Grant's Complaint alleges no more than "great" physical and mental "discomfort." He experienced no health problems at Southern State. He had a low blood sugar level on three occasions. Grant does not connect these instances of low blood sugar to any deliberate indifference on anyone's part; he says these instances occurred at night after he had received his insulin shot and after he had been given an orange as a snack. There is no evidence that it is unusual for a diabetic to experience low blood sugar three times in an eleven-month period. Nor is there evidence that Grant ever was incapacitated by the infrequent incidents of low blood sugar. On each of the three occasions when Grant's blood sugar level was low, his condition immediately was remedied by eating snacks in the infirmary. By his own account, Grant left Southern State in good health and physical condition. For an approximately sixty-five-year-old man who has been diabetic for the past twenty years, Grant at all times relevant to this action has been in impressively good health. *fn5

It must be borne in mind that Grant is alleging cruel and unusual punishment, which is deliberate indifference to serious medical needs. Estelle, 429 U.S. at 104. Nothing of this nature occurred here. Indeed, there is no evidence that Grant suffered any harm at all. We do not question that as a general matter prisoners with diabetes have "serious" medical needs. However, there is no evidence of deliberate indifference to those needs in this case. Id. Grant was given insulin shots, diabetic meals and snacks after his shots. Moreover, there is not a shred of evidence that the defendants knew of and disregarded any excessive risk to Grant's health. Farmer, 511 U.S. at 837. There were no objective indications that Grant was suffering in any objective sense, that his diabetes was not under control, that his health was at risk or that any harm was impending. If there was disregard on the defendants' part concerning Grant it was not a disregard for serious medical risks but rather was a disregard for Grant's apparently incessant subjective complaints about the quality and amount of food he was receiving. These prison officials' indifference to Grant's desire to have a menu of his choosing falls far short of cruel and unusual punishment. Cf. Goff v. Bechtold, 632 F. Supp. 697, 698 (S.D. W.Va. 1986) (prisoner cannot sustain action where he "merely harbors a different opinion than his custodians as to the correctness of his course of treatment"); Peterson v. Davis, 551 F. Supp. 137 (D. Md. 1982) (failure to treat condition to prisoner's satisfaction insufficient to state claim), aff'd, 729 F.2d 1453 (4th Cir. 1984).

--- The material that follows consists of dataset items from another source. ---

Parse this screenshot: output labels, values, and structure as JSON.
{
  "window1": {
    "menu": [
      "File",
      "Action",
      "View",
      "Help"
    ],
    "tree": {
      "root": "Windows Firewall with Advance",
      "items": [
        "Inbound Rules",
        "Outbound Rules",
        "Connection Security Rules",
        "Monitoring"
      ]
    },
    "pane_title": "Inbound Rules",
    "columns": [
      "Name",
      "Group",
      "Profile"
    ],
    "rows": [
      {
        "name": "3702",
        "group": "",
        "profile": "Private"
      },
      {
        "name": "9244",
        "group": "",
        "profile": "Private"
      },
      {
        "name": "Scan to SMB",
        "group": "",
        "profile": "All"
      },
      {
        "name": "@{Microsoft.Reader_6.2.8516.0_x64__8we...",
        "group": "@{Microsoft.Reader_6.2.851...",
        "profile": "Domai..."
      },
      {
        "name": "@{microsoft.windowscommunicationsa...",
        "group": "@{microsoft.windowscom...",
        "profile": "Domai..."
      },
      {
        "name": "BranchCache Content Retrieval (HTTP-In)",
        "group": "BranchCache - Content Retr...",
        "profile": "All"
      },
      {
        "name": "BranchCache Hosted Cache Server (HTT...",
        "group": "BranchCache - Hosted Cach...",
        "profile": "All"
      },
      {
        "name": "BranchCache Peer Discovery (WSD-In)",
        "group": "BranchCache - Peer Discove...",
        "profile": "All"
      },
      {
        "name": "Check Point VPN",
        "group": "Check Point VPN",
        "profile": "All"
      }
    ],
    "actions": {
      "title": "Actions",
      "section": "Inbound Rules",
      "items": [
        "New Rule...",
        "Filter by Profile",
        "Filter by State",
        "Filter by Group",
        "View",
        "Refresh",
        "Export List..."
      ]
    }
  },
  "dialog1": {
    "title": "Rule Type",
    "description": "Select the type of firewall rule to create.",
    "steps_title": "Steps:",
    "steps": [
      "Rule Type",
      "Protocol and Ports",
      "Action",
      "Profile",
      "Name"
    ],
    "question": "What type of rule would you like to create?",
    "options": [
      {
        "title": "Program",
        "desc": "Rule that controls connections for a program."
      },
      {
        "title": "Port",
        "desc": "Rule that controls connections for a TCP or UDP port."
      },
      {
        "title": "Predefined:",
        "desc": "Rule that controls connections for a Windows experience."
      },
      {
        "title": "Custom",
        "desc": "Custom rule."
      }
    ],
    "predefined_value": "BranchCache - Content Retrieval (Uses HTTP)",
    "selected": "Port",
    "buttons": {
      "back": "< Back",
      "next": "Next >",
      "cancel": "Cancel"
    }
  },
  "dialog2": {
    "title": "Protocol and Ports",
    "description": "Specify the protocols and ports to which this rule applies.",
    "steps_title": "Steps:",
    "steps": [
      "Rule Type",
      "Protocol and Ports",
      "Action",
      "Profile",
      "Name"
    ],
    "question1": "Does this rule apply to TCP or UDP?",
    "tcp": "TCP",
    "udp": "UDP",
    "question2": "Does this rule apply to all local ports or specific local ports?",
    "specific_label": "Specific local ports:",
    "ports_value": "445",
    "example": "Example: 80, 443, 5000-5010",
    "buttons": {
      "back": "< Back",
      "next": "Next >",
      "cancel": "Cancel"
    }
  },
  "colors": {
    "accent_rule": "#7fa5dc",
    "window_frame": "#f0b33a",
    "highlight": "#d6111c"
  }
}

As Grant was not subjected to cruel and unusual punishment during his time at Southern State (or -- to the extent his Complaint might be viewed as claiming a continuing Eighth Amendment violation -- at any time since) his § 1983 action must fail. Accordingly, the motion for summary judgment will be granted and Grant's Complaint will be dismissed in its entirety. This Court will enter an appropriate order on an even date herewith.

Dated: April 22, 1998


This matter having come before this Court on the motion of defendants Kevin Phillips, Jeff McCart, Wayne Rodney and Adam Truitt for summary judgment, this Court having received no opposition from the plaintiff, and having reviewed the defendants' brief and the plaintiff's deposition testimony; for the reasons set forth in an opinion issued on an even date herewith,

IT IS on this 22nd day of April, 1998,

ORDERED THAT defendants' motion for summary judgment is GRANTED and the Complaint as against all defendants is DISMISSED.